将电子邮件(文本文件)的每个单词放入数组C#的最简单方法

时间:2014-05-05 19:38:12

标签: c# arrays streamreader

我正在尝试为类项目构建一个网络钓鱼扫描程序,我一直试图将一个电子邮件保存在一个文本文件中,以便正确地复制到一个数组中以便以后处理。我想要的是每个单词都在其自己的数组索引中。

以下是我的示例电子邮件:

Subject: Insufficient Funds Notice
Date: September 25, 2013

Insufficient Funds Notice
Unfortunately, on 09/25/2013 your available balance in your Wells Fargo account XXXXXX4653 was insufficient to cover one or more of your checks, Debit Card purchases, or other transactions. 
An important notice regarding one or more of your payments is now available in your Messages & Alerts inbox. 
To read the message, click here, and first confirm your identity. 
Please make deposits to cover your payments, fees, and any other withdrawals or transactions you have initiated. If you have already taken care of this, please disregard this notice. 
We appreciate your business and thank you for your prompt attention to this matter. 
If you have questions after reading the notice in your inbox, please refer to the contact information in the notice. Please do not reply to this automated email. 
Sincerely, 
Wells Fargo Online Customer Service 
wellsfargo.com | Fraud Information Center
4f57e44c-5d00-4673-8eae-9123909604b6

我不想要任何标点符号,只需要单词和数字。

这是我到目前为止编写的代码。

    StreamReader sr1 = new StreamReader(lblDisplaySelectedFilePath.Text);
    string line = sr1.ReadToEnd();
    words = line.Split(' ');
    int wordslowercount = 0;
    foreach (string word in words)
    {
        words[wordslowercount] = word.ToLower();
        wordslowercount = wordslowercount + 1;   
    }

上述代码的问题在于我不断收到串在一起的文字和/或有" \ r"或" \ n"他们在阵列中。这是一个我不想要的数组中的例子。

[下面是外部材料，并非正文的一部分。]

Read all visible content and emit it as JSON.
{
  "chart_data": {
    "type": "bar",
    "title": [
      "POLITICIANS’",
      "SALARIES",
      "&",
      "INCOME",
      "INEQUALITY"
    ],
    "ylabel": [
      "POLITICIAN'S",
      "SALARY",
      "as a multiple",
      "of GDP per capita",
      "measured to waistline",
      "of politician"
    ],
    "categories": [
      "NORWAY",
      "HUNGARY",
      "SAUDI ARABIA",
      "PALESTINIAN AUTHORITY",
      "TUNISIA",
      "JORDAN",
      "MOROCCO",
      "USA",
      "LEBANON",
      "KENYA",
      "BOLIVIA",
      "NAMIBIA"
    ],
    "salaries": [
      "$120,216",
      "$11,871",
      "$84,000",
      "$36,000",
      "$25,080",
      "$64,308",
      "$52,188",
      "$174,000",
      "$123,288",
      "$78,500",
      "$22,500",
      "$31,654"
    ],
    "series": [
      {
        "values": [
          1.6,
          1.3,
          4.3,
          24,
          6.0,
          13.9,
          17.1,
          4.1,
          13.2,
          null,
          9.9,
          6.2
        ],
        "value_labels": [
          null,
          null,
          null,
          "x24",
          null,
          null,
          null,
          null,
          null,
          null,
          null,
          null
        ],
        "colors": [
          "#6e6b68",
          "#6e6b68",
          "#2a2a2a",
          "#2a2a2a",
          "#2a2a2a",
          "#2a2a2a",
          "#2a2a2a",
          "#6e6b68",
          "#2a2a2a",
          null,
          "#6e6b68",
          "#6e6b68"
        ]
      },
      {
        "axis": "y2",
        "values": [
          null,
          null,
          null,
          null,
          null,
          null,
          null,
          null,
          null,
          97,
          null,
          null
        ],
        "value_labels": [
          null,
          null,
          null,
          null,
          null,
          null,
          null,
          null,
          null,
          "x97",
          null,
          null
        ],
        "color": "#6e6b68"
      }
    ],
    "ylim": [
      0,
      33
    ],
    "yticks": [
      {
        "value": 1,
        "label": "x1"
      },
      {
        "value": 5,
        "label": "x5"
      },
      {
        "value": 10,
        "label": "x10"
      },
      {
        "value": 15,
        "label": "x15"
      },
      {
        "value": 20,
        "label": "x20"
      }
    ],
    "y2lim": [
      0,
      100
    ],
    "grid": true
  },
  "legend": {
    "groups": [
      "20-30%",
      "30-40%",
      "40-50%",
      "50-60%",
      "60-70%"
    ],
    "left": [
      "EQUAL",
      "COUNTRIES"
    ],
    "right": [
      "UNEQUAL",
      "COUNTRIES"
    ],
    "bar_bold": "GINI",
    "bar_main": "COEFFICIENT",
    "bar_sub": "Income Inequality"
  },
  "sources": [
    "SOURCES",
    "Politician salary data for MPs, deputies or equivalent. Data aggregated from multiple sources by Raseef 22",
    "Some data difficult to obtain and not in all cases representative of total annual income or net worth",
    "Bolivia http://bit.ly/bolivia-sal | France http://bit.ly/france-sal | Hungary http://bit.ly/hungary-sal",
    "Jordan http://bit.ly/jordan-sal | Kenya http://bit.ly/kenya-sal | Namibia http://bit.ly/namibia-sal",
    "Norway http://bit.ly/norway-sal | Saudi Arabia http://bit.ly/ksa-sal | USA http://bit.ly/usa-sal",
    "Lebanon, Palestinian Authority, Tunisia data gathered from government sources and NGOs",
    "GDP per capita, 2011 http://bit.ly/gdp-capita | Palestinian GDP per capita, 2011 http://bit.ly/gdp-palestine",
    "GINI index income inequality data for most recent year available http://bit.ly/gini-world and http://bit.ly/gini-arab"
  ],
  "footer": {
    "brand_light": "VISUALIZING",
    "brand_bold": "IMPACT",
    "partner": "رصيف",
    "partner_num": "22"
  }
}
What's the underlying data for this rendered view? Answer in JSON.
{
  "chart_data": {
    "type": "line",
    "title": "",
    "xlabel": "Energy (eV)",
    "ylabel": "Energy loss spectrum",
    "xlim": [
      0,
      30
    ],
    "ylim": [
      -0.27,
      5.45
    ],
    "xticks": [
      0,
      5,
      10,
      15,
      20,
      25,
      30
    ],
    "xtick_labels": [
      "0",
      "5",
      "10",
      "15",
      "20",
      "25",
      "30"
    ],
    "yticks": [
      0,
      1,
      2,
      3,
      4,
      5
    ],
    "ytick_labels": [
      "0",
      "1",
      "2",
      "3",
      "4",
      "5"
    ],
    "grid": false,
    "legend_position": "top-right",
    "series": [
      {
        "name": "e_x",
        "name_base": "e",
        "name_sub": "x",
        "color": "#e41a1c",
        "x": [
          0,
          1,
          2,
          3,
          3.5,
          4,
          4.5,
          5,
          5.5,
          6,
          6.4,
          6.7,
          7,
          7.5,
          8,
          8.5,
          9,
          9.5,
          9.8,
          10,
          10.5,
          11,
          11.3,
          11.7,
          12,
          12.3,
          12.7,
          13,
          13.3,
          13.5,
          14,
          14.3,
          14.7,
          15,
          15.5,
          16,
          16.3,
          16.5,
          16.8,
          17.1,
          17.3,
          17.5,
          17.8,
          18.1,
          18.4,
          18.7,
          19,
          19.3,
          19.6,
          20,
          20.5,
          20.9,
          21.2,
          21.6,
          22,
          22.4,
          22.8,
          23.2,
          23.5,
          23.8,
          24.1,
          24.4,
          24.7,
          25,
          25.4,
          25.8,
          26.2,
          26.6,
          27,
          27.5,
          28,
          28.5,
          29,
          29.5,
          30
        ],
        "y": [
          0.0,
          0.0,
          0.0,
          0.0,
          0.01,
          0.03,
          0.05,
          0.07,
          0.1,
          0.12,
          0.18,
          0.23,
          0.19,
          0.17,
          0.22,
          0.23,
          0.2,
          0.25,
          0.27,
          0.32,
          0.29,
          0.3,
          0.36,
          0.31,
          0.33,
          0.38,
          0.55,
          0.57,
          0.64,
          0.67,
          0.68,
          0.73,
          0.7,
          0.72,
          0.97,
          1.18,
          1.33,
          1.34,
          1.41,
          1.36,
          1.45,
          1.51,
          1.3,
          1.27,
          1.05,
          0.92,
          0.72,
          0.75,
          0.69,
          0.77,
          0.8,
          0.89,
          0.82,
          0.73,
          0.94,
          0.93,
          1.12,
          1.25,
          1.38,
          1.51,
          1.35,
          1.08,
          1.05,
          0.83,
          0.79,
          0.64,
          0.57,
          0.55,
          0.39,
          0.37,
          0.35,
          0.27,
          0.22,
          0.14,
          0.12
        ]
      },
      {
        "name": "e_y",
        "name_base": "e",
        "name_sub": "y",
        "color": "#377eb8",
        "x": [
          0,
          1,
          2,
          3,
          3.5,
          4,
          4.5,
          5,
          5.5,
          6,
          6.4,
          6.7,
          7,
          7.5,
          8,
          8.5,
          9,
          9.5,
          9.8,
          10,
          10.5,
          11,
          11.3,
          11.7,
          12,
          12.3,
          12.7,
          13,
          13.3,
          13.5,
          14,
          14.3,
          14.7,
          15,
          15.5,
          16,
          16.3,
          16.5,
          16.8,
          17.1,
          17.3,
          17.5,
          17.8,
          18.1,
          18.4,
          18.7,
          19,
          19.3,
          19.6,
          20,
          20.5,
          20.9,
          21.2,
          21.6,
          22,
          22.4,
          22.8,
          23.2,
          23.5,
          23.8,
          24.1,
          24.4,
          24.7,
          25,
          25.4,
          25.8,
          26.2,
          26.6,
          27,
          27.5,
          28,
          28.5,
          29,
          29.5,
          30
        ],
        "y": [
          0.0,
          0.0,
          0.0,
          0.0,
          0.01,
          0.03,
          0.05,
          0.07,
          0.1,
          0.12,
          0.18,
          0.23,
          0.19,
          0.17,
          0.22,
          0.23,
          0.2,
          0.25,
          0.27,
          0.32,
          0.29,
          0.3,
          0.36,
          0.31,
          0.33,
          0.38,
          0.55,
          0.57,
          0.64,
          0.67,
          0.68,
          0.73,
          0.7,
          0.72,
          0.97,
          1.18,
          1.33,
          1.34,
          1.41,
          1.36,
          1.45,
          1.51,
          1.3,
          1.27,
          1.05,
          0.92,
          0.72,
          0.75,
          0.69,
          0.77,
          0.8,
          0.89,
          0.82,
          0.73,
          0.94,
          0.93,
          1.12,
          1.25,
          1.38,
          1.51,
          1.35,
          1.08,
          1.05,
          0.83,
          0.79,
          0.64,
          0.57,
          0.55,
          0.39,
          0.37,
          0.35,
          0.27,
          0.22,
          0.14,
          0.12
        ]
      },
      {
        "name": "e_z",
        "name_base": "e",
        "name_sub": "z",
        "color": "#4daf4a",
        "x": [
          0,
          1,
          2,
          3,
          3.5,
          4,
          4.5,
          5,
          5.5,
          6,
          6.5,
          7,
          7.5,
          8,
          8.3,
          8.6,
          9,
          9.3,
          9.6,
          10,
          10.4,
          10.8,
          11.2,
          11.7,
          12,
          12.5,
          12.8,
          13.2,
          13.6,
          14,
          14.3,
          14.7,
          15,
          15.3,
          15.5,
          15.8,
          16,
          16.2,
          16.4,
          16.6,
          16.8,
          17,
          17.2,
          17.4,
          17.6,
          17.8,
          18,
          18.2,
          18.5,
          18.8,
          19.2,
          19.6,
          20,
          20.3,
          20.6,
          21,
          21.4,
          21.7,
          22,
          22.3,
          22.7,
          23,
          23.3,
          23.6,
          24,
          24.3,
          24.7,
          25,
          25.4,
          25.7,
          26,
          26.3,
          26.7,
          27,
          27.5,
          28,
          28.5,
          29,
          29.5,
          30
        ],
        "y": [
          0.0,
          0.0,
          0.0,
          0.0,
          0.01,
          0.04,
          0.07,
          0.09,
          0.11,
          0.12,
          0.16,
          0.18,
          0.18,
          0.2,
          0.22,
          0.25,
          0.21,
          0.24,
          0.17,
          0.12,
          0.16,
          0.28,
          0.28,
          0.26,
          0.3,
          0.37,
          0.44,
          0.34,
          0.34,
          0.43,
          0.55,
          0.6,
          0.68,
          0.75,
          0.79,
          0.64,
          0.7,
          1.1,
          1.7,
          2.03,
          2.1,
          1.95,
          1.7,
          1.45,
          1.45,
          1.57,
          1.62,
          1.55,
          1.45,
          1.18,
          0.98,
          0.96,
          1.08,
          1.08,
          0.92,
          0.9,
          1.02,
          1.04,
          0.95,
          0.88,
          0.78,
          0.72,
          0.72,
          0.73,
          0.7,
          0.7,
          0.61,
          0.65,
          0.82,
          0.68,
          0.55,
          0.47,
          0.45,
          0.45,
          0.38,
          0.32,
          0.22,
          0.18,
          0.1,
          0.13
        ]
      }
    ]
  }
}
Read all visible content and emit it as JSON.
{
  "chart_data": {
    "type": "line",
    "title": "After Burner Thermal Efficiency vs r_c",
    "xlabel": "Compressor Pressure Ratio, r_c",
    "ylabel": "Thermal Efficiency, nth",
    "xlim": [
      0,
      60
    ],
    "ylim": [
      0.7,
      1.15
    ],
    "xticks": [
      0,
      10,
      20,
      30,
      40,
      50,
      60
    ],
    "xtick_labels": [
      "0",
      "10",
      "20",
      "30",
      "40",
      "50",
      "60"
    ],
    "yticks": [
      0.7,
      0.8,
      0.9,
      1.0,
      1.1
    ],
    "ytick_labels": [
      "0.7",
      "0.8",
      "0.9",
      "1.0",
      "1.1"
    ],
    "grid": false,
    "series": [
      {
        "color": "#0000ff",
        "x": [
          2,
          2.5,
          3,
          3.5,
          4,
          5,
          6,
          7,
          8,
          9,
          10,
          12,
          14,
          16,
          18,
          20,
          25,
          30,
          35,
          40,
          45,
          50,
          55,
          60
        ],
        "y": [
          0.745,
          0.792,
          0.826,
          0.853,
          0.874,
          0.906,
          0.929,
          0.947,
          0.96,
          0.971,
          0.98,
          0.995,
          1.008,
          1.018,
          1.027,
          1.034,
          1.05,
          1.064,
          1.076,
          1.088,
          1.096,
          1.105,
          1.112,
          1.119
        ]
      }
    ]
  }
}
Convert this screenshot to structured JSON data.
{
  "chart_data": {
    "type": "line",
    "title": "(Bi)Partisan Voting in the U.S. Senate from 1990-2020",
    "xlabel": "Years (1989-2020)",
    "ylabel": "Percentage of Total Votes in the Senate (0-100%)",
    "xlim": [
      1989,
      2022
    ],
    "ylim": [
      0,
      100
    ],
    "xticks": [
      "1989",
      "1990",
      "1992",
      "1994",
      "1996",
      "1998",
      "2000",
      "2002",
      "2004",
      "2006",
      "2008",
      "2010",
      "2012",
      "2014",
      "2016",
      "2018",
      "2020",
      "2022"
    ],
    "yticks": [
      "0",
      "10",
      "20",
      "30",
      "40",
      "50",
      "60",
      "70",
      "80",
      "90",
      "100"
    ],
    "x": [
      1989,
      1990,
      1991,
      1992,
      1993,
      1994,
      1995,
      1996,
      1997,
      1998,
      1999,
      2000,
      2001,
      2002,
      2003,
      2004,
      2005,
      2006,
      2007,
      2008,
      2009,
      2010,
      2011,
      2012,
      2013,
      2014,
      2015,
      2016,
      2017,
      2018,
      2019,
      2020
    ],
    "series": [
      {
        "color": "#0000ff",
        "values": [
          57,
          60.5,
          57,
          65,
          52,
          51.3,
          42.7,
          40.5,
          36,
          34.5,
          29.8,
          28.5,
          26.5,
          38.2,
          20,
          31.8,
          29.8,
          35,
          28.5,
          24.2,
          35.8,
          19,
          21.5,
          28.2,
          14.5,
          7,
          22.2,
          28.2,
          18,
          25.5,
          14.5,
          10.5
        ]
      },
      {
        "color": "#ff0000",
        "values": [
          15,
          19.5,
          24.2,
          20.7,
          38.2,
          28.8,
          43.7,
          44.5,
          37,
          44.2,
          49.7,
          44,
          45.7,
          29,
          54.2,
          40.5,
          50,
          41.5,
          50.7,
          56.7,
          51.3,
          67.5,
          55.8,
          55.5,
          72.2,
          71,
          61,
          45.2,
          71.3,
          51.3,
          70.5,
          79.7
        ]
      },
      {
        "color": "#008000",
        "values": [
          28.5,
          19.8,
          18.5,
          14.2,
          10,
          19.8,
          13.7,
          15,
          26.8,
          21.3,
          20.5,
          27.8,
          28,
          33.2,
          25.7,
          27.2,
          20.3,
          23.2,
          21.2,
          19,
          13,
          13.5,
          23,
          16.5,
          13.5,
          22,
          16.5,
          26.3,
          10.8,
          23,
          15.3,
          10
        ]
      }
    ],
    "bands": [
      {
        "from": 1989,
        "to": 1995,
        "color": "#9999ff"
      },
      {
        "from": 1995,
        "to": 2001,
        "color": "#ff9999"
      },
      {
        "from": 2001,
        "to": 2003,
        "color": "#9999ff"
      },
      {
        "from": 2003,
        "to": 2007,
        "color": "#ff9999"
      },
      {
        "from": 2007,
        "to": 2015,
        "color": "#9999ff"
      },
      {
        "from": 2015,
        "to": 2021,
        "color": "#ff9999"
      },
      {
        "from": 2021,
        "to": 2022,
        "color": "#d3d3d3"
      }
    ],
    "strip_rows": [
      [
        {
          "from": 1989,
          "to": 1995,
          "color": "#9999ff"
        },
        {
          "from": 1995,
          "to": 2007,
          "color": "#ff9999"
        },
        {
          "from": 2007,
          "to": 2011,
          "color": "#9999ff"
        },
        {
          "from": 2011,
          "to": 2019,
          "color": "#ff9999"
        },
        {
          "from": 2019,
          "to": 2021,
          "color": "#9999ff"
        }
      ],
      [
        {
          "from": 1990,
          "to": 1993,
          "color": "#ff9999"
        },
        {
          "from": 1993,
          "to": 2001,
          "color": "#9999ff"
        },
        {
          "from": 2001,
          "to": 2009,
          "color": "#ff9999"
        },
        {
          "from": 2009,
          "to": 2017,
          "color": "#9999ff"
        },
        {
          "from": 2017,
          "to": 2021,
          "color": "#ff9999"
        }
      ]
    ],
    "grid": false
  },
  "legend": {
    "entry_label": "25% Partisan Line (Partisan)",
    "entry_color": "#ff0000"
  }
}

"notice\r\ndate:"不想要\ r,\ n或者:\ n。这两个词也应该在不同的索引中。

3 个答案:

答案 0 :(得分:3)

正则表达式\W将允许您拆分字符串并创建单词列表。这使用了单词边界,因此它不包括标点符号。

Regex.Split(inputString, "\\W").Where(x => !string.IsNullOrWhiteSpace(x));

答案 1 :(得分:2)

using System;
using System.Text.RegularExpressions;

public class Example
{
    static string CleanInput(string strIn)
    {
        // Replace invalid characters with empty strings. 
        try {
           return Regex.Replace(strIn, @"[^\w\.@-]", "", 
                                RegexOptions.None, TimeSpan.FromSeconds(1.5)); 
        }
        // If we timeout when replacing invalid characters,  
        // we should return Empty. 
        catch (RegexMatchTimeoutException) {
           return String.Empty;   
        }
    }
}

答案 2 :(得分:1)

使用line.Split(null)会在空白处分开。来自C# String.Split method documentation

  

如果separator参数为null或不包含字符,则假定空格字符为分隔符。空格字符由Unicode标准定义,如果将它们传递给Char.IsWhiteSpace方法,则返回true。